Title from the crystalline shape of one isotope of this week's element, protactinium.

This week's track was about playing with some syncopated rhythms, which then coalesced into something funky. Drums: one Drum Rack with the Crossroads Kit preset, one 808 Status Quo, one with some tabla samples, and one set of handclaps. Operator on the Funky Organ preset. One track of Epiphone P-J bass, and two of Res-O-Glas guitar (one clean with Vox Wah, and one with Reuss RF-01). A bit of Drum Buss and M4L Humanizer on the Crossroads kit, and EQ-8 on the bass.

Sends: one convolution reverb, one Delay, and one Echo. Full-Chain Master on the mixdown.

Title from the way that thorium-treated lenses will darken over time.

While busy weeks are common now, this one was notably busy. But here's a track anyway. I had kind of a dub idea in mind, thinking of space and interplay...which I kind of got away from, but perhaps not unlistenably.
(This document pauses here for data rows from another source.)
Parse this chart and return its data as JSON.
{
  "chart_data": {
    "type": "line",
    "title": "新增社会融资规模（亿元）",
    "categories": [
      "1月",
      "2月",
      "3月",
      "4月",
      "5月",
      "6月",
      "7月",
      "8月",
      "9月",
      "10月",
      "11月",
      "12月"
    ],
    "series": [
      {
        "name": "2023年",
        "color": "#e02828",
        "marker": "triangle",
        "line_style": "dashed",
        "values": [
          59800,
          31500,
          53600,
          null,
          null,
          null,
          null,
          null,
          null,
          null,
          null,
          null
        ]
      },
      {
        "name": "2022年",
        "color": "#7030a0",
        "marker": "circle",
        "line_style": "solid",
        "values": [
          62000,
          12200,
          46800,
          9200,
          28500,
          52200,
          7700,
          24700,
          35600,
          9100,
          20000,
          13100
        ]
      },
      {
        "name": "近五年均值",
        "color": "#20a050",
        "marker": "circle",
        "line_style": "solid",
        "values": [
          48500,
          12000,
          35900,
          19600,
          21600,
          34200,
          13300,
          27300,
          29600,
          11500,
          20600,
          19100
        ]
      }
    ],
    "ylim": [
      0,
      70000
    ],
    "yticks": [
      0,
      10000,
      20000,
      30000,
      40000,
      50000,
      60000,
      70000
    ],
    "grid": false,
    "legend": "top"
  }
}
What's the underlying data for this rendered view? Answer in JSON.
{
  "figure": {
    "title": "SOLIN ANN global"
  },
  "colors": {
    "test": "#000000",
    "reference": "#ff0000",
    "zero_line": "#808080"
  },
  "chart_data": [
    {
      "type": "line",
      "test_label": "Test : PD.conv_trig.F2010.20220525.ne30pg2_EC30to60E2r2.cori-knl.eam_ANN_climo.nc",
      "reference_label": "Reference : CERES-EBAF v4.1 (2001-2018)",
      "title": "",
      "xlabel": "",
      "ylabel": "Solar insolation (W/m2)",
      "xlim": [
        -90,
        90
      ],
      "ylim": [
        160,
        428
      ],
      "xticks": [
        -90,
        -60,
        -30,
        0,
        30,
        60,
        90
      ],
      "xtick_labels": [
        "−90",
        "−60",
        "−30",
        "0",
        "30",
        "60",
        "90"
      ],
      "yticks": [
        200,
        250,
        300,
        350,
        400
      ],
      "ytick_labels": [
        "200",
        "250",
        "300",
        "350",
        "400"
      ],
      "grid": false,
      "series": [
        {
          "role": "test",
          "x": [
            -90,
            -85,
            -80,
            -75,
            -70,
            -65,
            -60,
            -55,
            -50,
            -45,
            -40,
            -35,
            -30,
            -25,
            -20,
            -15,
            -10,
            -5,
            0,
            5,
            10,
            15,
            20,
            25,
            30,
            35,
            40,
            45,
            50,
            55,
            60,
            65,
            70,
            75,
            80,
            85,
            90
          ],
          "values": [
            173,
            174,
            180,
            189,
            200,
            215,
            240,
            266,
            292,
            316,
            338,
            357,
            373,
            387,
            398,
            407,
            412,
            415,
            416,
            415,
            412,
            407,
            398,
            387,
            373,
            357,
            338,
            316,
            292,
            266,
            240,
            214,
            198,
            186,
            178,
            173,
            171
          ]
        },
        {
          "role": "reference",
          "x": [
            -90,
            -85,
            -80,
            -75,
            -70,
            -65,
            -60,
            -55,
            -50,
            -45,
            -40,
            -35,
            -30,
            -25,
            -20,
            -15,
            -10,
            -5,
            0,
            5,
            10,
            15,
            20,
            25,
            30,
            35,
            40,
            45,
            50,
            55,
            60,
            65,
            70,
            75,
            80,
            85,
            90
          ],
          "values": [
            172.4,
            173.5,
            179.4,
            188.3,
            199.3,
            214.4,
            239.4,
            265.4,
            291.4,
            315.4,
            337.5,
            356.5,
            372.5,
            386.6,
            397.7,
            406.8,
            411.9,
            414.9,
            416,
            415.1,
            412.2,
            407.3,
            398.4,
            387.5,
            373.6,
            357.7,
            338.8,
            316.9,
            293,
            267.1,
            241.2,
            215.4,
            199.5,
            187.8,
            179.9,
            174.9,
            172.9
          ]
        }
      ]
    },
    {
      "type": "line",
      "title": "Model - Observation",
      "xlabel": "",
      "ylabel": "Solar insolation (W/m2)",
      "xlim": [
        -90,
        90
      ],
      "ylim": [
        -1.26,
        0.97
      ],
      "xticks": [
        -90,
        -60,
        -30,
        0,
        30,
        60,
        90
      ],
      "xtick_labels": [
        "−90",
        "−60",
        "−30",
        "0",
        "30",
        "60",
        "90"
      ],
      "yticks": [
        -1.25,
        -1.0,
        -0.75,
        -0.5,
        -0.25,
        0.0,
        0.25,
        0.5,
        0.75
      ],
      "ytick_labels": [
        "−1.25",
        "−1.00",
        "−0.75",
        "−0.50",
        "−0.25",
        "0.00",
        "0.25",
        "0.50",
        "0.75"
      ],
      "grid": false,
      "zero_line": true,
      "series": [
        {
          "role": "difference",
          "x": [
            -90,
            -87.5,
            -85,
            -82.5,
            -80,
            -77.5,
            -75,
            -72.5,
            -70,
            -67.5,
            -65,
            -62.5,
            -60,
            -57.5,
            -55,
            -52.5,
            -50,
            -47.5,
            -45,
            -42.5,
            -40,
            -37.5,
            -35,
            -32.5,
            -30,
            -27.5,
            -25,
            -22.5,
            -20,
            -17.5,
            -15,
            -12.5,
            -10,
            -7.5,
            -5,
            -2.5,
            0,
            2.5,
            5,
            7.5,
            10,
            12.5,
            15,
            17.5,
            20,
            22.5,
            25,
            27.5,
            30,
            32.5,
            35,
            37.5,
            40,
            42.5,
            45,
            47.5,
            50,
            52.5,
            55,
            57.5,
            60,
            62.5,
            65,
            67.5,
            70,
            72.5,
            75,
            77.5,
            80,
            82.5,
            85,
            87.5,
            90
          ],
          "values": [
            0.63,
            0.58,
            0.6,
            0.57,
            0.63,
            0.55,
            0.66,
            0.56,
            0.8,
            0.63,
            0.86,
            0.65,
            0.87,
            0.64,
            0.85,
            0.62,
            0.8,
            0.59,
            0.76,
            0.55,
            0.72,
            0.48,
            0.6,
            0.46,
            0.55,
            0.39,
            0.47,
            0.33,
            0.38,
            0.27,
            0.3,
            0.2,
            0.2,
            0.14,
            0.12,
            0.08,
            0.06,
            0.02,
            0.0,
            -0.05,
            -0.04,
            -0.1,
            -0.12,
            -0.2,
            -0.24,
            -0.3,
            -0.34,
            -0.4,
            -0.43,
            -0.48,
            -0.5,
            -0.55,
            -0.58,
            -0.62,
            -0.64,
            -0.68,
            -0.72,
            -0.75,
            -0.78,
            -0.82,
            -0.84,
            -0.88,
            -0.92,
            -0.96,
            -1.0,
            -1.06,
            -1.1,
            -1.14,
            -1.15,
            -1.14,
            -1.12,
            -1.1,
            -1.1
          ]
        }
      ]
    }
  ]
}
Drums: Ableton's Borella kit, with Drum Buss, little tiny synth noises from the Ableton DrumSynth kit, and hand claps with Impulse. Epi P-J bass, and Epi Moderne guitar (through Vox Wah). Operator for the organ part. I tracked some fretless guitar that I didn't end up using...but the fretless will probably reappear soon.

Sends: two convolution reverbs, one Delay, and one Echo.

Title from the etymology of this week's element, actinium.